Monday, December 14, 2015

I've been finding myself more stressed out and overwhelmed on a regular basis these days.  I'm sure there are a lot of factors at play, but most of them can't easily be changed so instead I decided to do a purge of a few smaller things that I know certainly don't help my stress.

One was pretty easy.  I completely cleared off and simplified my desk.  I usually keep a clean desk, but I've had a lot of things on it that I just don't need.  Things like scissors, tape, a pen holder with a dozen pens, highlighters, sharpies... I use these maybe twice a month.  There is no need for them to be on my desk and in my face.  I also have a file rack on my desk with folders of papers that I haven't looked at since I started working with my company.  Anything that could be thrown out was, and everything else was placed in my drawer.

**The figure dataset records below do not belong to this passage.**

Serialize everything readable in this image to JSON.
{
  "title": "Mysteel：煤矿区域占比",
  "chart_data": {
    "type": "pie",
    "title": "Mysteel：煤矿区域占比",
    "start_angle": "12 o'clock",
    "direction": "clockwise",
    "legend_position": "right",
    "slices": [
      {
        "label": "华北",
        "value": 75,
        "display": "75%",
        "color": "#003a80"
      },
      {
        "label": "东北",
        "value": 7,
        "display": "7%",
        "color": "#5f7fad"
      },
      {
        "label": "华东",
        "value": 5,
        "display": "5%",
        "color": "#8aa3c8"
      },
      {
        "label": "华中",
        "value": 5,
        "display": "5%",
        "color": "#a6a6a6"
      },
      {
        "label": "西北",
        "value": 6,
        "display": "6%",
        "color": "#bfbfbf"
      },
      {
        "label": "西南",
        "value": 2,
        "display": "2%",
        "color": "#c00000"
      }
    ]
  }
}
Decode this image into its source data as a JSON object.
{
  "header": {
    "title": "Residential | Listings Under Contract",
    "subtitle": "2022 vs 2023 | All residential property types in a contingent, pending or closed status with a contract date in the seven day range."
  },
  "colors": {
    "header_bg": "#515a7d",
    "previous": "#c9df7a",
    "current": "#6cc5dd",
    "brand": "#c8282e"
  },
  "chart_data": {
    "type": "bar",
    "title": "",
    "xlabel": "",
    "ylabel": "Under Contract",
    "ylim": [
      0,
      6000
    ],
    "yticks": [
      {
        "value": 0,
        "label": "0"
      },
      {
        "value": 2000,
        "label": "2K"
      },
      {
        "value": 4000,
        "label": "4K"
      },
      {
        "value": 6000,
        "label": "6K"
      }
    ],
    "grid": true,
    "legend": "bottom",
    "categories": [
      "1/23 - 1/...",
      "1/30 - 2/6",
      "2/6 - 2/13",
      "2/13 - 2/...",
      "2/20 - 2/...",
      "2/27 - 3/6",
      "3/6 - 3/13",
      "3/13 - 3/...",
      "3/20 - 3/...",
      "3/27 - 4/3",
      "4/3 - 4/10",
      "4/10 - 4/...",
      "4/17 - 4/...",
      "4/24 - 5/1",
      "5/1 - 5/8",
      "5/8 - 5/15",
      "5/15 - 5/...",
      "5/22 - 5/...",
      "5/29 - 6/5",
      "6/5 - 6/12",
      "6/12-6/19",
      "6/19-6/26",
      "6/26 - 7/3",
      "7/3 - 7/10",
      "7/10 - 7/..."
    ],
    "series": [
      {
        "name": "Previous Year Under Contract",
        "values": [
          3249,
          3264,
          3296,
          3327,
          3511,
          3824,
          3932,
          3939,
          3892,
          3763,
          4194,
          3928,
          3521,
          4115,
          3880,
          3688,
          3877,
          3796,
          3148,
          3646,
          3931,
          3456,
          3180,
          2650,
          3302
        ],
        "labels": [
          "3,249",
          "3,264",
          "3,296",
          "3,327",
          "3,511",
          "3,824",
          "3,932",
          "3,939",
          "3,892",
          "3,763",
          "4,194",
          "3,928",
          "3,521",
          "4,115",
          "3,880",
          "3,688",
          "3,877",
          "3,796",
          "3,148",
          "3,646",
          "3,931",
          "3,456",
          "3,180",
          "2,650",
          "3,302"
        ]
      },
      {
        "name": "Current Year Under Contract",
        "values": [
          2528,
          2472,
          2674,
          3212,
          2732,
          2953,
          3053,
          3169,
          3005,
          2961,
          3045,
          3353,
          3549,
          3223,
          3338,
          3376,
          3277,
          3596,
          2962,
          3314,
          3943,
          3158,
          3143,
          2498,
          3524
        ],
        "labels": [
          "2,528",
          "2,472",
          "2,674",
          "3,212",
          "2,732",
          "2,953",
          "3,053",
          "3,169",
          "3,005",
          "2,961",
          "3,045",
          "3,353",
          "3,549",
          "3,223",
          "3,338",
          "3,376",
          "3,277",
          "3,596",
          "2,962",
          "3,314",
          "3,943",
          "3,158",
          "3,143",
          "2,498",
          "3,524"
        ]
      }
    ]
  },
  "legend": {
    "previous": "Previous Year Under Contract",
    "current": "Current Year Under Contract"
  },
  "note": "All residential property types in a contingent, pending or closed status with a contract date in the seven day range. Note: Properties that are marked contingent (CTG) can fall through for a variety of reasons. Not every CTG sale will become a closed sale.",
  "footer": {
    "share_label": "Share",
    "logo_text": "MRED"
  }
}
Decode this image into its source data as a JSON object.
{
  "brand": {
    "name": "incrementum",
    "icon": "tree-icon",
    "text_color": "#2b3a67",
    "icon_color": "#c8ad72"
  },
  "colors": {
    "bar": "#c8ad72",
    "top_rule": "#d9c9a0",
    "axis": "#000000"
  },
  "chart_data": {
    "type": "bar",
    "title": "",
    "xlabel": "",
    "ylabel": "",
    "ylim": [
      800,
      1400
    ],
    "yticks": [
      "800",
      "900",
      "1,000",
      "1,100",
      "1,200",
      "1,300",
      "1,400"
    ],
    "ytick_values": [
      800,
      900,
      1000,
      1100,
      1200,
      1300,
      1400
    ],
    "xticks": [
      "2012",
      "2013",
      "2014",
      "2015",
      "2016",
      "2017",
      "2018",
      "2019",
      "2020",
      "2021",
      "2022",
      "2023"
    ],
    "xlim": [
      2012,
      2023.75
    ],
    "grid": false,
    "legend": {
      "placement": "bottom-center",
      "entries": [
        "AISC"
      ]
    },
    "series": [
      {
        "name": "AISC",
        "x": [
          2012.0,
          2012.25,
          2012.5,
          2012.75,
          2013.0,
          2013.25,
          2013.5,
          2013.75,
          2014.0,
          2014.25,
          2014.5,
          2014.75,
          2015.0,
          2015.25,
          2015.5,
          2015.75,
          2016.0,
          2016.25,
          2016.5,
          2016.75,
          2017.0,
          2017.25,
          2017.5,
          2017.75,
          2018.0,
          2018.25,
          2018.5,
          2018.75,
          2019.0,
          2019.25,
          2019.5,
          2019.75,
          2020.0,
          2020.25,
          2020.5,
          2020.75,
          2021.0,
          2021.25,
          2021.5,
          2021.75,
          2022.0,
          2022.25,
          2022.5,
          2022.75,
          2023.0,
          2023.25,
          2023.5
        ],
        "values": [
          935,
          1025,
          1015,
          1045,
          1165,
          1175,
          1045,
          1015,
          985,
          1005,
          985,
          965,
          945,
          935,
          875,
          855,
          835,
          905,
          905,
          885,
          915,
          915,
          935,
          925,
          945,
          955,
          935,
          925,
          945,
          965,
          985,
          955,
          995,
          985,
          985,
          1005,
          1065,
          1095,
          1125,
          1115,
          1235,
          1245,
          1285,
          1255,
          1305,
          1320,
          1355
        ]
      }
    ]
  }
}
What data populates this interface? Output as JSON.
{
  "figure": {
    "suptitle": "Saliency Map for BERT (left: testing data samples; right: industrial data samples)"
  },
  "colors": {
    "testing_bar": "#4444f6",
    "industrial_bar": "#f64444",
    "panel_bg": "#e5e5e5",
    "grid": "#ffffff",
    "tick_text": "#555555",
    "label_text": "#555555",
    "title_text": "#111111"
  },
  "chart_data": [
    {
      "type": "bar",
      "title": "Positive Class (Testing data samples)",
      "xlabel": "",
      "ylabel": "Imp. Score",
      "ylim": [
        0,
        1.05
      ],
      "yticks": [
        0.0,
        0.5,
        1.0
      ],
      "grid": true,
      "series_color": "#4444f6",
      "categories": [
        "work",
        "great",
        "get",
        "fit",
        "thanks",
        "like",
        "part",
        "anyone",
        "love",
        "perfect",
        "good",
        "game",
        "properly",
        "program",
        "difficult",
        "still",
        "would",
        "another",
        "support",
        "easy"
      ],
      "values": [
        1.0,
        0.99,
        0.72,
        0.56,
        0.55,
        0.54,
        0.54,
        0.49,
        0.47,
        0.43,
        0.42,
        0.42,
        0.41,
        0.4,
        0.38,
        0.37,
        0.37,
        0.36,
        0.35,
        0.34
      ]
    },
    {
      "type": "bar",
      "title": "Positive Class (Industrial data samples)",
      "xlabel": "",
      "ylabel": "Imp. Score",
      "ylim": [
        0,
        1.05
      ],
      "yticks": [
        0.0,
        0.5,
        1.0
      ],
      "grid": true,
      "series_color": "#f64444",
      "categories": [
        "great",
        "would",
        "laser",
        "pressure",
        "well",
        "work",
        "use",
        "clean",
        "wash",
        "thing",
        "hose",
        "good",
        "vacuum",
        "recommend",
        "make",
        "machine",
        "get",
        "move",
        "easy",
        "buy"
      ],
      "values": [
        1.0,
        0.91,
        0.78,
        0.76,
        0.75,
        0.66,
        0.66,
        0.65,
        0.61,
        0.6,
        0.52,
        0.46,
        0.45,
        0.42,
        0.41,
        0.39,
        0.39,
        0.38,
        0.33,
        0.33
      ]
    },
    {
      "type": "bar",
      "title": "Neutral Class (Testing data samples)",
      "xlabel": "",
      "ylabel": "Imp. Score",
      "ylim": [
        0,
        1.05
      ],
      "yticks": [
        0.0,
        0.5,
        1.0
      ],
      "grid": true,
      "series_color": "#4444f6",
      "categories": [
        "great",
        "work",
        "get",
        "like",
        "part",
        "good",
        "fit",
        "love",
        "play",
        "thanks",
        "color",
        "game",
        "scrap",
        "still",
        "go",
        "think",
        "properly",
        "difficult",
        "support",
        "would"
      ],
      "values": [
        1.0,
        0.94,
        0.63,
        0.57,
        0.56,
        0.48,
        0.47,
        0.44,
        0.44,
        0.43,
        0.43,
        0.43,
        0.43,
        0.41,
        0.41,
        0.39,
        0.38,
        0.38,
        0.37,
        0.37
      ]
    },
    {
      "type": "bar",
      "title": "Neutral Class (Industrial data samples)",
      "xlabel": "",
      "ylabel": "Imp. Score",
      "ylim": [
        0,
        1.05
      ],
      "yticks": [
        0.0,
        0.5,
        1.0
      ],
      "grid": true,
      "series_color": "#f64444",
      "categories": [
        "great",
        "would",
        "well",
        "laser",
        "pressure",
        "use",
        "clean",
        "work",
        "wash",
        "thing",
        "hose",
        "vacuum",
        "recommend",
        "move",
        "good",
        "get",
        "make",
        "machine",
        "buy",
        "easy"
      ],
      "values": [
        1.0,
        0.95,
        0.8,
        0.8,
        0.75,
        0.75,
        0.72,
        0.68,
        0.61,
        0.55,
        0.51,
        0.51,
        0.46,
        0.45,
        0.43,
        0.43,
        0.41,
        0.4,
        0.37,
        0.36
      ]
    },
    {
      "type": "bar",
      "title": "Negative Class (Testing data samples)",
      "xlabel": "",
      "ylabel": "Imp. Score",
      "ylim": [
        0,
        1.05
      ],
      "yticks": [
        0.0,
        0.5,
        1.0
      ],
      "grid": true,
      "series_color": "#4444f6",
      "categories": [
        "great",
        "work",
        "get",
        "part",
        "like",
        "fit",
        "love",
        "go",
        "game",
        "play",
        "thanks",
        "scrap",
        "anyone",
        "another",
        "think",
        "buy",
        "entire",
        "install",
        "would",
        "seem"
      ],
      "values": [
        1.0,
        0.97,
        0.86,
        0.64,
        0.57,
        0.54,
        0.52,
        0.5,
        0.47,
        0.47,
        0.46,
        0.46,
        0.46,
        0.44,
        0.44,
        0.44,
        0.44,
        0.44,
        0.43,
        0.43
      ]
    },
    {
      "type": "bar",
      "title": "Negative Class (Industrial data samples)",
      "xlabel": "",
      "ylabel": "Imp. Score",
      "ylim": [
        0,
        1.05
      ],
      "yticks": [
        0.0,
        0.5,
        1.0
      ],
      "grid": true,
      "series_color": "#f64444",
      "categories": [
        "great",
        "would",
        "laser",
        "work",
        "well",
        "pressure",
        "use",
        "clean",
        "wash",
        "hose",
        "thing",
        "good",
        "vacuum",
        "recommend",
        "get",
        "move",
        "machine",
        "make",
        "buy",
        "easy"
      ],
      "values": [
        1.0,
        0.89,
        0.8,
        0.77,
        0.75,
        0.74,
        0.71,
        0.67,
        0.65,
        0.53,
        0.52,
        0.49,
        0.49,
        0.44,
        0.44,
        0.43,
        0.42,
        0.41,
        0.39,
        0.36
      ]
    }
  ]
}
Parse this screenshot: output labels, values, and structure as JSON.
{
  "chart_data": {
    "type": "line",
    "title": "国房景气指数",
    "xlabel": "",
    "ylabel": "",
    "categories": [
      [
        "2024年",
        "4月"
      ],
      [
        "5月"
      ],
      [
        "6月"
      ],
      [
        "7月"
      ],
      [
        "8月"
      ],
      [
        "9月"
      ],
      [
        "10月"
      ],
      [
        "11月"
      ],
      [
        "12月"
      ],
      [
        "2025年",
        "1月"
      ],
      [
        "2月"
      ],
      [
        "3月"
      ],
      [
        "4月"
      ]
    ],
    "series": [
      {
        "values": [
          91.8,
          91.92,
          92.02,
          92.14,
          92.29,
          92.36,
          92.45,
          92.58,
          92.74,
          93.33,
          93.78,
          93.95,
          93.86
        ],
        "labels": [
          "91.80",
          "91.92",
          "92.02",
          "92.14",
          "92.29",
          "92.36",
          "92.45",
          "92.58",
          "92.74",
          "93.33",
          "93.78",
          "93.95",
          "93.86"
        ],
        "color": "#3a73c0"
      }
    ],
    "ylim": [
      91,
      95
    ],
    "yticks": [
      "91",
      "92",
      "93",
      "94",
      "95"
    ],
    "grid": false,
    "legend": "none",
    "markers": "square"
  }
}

It sounds silly, but simplifying my desk has been a huge help in reducing my underlying stress.  I sit there for 8 hours a day so I guess it makes sense, but it's so easy to just let clutter build up and not even realize the stress is building up as well.

Since that felt so good, I then took a look at my social media accounts.  Facebook used to just be a place where you could see what shenanigans your friends got into over the weekend, but it has become one giant stressor for me.  From ignorant political rants to the annoying intentionally cryptic cry for attention posts.  I find myself more and more just getting pissed off every time I log in.

I deleted quite a few friends (mainly old college people that I haven't talked to since freshman year) and unfollowed even more (friends or family members who I just can't listen to anymore).  I contemplated just deleting Facebook all together, but I'm worried I may miss out on adorable animal pictures. So, for the time being, I'll just see how my freshly cleaned news feed is.

I did a deep clean of Twitter as well.  That wasn't filled with so much rage inducing idiocy, but I found myself struggling to keep up with my feed throughout the course of the day and then being worried that I was missing something.  I've always prided myself on staying up today with current events and what is going on the world, but I find that these days trying to keep up with everything is too overwhelming. I don't need to follow 12 different news stations.  At the end of the day I'll have a good idea of what is going on one way or another.

It may just be confirmation bias, but in her session at the MA Conference for Women last week Dr. Julie Holland talked about the stress we put ourselves through every day that our bodies were not necessarily designed to handle.  The earliest humans may have dealt with an earthquake or a severe storm a couple of times in their lives, but today we're faced with a constant inundation of all the terrible things happening around the world. We may not feel the exact pain of someone who's child has just drown, or be able to truly understand what it feels like to have our home destroyed by a bomb, but our minds still feel some of that the stress reaction.  That just really hit home because I know it has been affecting me lately.

Perhaps it's just because I'm getting old, but I just don't think I can stay as immersed as I once was in everything that is going on the world.  There are many important subjects that I will continue to follow, but for my own mental well being I think I need to limit my exposure.

Hopefully by trimming and simplifying everything I'll find myself getting less frustrated and stressed over things I can't control and getting a better handle on those things I can.